Why Did Geauga Lake Fail?

Last month, Cedar Fair, owner of the now-defunct Geauga Lake amusement park in Aurora, Ohio, announced its intent to sell itself to Apollo Management. The news comes a little more than two years after the company unexpectedly announced the closing of Geauga Lake, and it's re-raising questions about exactly what happened at the former hundred-plus year-old historic amusement park.

(from Wikipedia)

There are a few speculative theories about why Geauga Lake failed. I don't find any of them particularly compelling on their own; but it's necessary to know them.
  • Theory One: Cedar Fair purposely closed Geauga Lake to eliminate competition at its flagship Cedar Point property.
  • Theory Two: Despite the company's best effort, Cedar Fair couldn't repair the damage done during the Six Flags years. Additionally, a host of variables outside of Cedar Fair's control (high gasoline prices, consistently bad weather, population loss in Ohio, etc.) are subsequently to blame.
  • Theory Three: Management was incompetent and didn't understand the dynamics of Geauga Lake. They tried to run the place like a corporate mega-park when they should have been running it like a small traditional family park.
I think what really happened at Geauga Lake is the simple case of failed real-estate speculation. It wasn't long ago that people were ruthlessly buying up homes and other properties as "investments". When the housing bubble burst, the party was over. It's reasonable to believe that Cedar Fair bought Geauga Lake as an "investment park" and when the bubble burst, Geauga Lake faced a similar fate as many of the homeowners who never imagined the value of their property could fall.
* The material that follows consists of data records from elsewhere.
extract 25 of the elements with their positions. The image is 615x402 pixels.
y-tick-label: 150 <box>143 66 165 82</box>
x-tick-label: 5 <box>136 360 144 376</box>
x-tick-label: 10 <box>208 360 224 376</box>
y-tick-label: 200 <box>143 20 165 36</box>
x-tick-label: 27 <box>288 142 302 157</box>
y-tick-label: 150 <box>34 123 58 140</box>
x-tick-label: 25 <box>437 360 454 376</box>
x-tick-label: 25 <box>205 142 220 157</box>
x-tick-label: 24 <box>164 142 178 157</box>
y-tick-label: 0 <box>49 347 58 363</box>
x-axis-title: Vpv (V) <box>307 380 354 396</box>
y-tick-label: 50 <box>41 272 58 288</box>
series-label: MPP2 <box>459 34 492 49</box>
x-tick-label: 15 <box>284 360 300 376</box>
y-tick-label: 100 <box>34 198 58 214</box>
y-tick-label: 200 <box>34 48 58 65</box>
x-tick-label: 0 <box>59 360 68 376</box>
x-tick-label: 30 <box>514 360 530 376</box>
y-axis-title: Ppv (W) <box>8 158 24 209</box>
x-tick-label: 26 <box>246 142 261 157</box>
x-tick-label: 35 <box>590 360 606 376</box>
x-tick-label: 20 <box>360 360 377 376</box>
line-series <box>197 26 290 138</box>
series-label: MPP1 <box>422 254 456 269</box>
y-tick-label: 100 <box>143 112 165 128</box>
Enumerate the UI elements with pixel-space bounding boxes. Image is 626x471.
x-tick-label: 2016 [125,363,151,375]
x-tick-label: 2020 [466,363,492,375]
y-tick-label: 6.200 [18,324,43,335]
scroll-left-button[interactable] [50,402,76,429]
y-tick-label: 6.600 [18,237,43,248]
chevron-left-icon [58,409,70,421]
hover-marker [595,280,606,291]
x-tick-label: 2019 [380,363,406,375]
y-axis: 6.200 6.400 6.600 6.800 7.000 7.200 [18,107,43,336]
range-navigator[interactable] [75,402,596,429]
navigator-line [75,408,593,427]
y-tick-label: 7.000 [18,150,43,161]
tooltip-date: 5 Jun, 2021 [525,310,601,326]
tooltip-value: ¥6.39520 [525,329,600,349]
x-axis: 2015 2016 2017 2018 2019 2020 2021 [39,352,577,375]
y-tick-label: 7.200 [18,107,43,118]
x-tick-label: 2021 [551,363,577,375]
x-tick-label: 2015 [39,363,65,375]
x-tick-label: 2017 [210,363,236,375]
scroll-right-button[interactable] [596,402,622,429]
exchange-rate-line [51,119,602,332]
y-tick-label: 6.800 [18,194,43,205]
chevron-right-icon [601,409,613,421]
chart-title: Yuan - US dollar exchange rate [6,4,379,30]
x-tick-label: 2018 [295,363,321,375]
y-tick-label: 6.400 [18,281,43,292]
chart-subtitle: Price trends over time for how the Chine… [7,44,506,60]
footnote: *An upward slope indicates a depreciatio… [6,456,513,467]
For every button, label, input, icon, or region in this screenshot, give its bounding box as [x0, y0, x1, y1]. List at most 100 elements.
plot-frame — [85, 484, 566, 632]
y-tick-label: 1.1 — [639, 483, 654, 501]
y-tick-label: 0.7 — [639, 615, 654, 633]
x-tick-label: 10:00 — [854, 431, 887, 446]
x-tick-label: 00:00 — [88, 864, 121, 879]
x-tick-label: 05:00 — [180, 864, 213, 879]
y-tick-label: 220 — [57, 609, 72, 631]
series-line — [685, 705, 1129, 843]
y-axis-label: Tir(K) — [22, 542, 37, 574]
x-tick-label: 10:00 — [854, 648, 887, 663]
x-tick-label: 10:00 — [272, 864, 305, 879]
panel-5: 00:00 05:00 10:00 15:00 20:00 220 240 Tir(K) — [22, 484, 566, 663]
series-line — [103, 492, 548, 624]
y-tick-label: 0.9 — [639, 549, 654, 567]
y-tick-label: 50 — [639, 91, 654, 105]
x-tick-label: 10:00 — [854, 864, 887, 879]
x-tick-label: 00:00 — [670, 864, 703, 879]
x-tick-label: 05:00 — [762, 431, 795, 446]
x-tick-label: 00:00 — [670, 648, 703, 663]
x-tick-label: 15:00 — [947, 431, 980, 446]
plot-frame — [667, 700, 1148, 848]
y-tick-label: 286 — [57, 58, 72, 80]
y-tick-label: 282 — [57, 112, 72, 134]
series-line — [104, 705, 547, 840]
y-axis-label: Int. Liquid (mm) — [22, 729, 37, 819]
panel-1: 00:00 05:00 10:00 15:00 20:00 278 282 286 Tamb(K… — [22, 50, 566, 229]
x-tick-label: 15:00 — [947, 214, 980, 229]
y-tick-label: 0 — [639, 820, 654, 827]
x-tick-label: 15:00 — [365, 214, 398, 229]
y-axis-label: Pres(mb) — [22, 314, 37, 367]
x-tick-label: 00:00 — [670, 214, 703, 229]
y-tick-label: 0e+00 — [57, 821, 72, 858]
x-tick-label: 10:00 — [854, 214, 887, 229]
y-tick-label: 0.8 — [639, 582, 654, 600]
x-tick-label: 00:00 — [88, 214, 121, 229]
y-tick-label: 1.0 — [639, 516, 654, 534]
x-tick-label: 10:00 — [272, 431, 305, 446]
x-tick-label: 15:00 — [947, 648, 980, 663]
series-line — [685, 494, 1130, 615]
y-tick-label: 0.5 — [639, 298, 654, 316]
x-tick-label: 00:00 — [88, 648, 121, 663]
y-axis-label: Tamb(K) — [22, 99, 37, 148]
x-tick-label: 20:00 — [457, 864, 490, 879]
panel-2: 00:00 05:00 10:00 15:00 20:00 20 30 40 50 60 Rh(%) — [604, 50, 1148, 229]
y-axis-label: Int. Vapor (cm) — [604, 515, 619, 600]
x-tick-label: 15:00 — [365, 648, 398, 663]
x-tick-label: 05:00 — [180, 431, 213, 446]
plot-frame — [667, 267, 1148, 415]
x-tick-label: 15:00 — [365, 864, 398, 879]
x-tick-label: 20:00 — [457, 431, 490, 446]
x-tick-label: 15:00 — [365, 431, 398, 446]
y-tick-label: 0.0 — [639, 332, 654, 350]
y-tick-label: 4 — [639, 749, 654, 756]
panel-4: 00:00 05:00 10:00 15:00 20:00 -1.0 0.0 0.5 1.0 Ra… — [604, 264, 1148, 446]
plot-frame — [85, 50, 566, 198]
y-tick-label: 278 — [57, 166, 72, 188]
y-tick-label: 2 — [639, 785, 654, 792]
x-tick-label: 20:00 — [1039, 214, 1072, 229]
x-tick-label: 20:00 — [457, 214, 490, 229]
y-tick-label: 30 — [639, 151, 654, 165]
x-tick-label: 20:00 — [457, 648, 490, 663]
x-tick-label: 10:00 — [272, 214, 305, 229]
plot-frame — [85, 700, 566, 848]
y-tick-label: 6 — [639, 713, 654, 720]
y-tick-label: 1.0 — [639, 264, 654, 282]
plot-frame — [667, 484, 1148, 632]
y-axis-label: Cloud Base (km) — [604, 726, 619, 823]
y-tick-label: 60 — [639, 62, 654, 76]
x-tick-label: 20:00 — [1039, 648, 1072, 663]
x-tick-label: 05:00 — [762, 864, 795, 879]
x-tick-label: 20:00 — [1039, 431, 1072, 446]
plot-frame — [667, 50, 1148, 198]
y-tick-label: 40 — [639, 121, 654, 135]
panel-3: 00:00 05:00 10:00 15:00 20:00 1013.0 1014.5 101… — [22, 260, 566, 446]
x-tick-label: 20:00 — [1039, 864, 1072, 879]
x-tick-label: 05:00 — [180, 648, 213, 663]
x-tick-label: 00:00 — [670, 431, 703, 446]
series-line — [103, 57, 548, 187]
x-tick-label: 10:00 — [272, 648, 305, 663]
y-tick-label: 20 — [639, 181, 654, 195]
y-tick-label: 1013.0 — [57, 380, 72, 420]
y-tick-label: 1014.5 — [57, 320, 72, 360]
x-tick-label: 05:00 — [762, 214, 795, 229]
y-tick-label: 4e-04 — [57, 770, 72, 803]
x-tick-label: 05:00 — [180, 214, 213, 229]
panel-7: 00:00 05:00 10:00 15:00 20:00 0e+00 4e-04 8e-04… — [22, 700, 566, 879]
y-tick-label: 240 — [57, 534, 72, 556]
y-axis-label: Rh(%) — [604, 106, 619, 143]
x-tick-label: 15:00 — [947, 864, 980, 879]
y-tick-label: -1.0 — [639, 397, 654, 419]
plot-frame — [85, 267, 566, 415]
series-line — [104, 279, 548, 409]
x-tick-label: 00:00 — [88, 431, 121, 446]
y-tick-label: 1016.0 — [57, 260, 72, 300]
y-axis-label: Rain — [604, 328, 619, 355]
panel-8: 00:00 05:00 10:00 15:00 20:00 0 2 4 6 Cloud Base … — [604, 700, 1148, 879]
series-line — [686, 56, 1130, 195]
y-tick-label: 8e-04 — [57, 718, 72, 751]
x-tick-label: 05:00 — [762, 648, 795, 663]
The story begins sometime at the beginning of the last decade. For most of Geauga Lake's history, the park was surrounded by nature. Geauga Lake was convenient to Cleveland and not too far from Pittsburgh, but it wasn't really in a part of town that many people would otherwise care to visit. It was only a matter of time before sprawl spread outward and engulfed the community around the park. Homes in the Signature of Solon, a dreadful suburban development, started getting snatched up by the "who's who" of Cleveland's elite. The popularity (or at least perceived popularity) of these million-dollar McMansions in a "prestigious gated community" surrounding a private golf-course and country club surely raised the eyebrows of suburban developers. Someone looked at Geauga Lake and saw the land it sat on as an untapped gold mine.

At some point, a company insider who thought they knew everything about suburban real-estate probably knocked on Dick Kinzel's (Cedar Fair's CEO) door and said something to the effect of: Look, Dick, this park is sitting on some hot land that's a prime location for "Signature of Solon Part Two". We can buy the park, sit on it for a few years, and before long the developers will be crawling over and begging to buy us out. There's only upside risk, because even if we lose money operating the park in the meantime, we'll make a killing when we sell the land and we'll walk away with cash in the bank.

Cedar Fair paid $145 million for the park in 2004. At the time, the local real-estate market was still hot. At least home prices in Solon were appreciating rapidly.

In 2007, Cedar Fair closed Geauga Lake and hired Colliers to start shopping the land. Despite a few supposedly interested buyers, the land still sits vacant, many of the rides have been moved to other Cedar Fair properties; others have been scrapped or sold at auction. None of the "sealed bids" have been released, but the fact that the land still remains unsold and undeveloped suggests potential buyers haven't offered a price that Cedar Fair is willing to accept.

If Cedar Fair bought Geauga Lake as an "investment park" the result was a major bust. The area is overdeveloped in the worst ways. There are now two big-box retail centers directly adjacent to the former park and vacancy rates are climbing. The prospect of more suburban strip-mall retail is difficult to imagine and the likelihood that the second generation "Signature of Solon" will ever get built is not looking good. It's not that the land is worthless. But it's also not very liquid and the real value is probably far below what Cedar Fair even hoped to sell it for.

Disclosure: I worked at Geauga Lake seasonally from 2004 until 2007. I never received any privileged information. What's presented here is based simply on my observations.


    I'm not intimately familiar with the two properties you mention, however your theories #2 and #3 are probably close. As a fairly prolific (lately more than prophetic) developer of strip malls in California, we saw the allure of easy financing and crazy growth too much for the big guys to resist.

    One thing I've learned over the years is the corporate players often have the least sense of the market and the timing. Once they get it, we often start selling.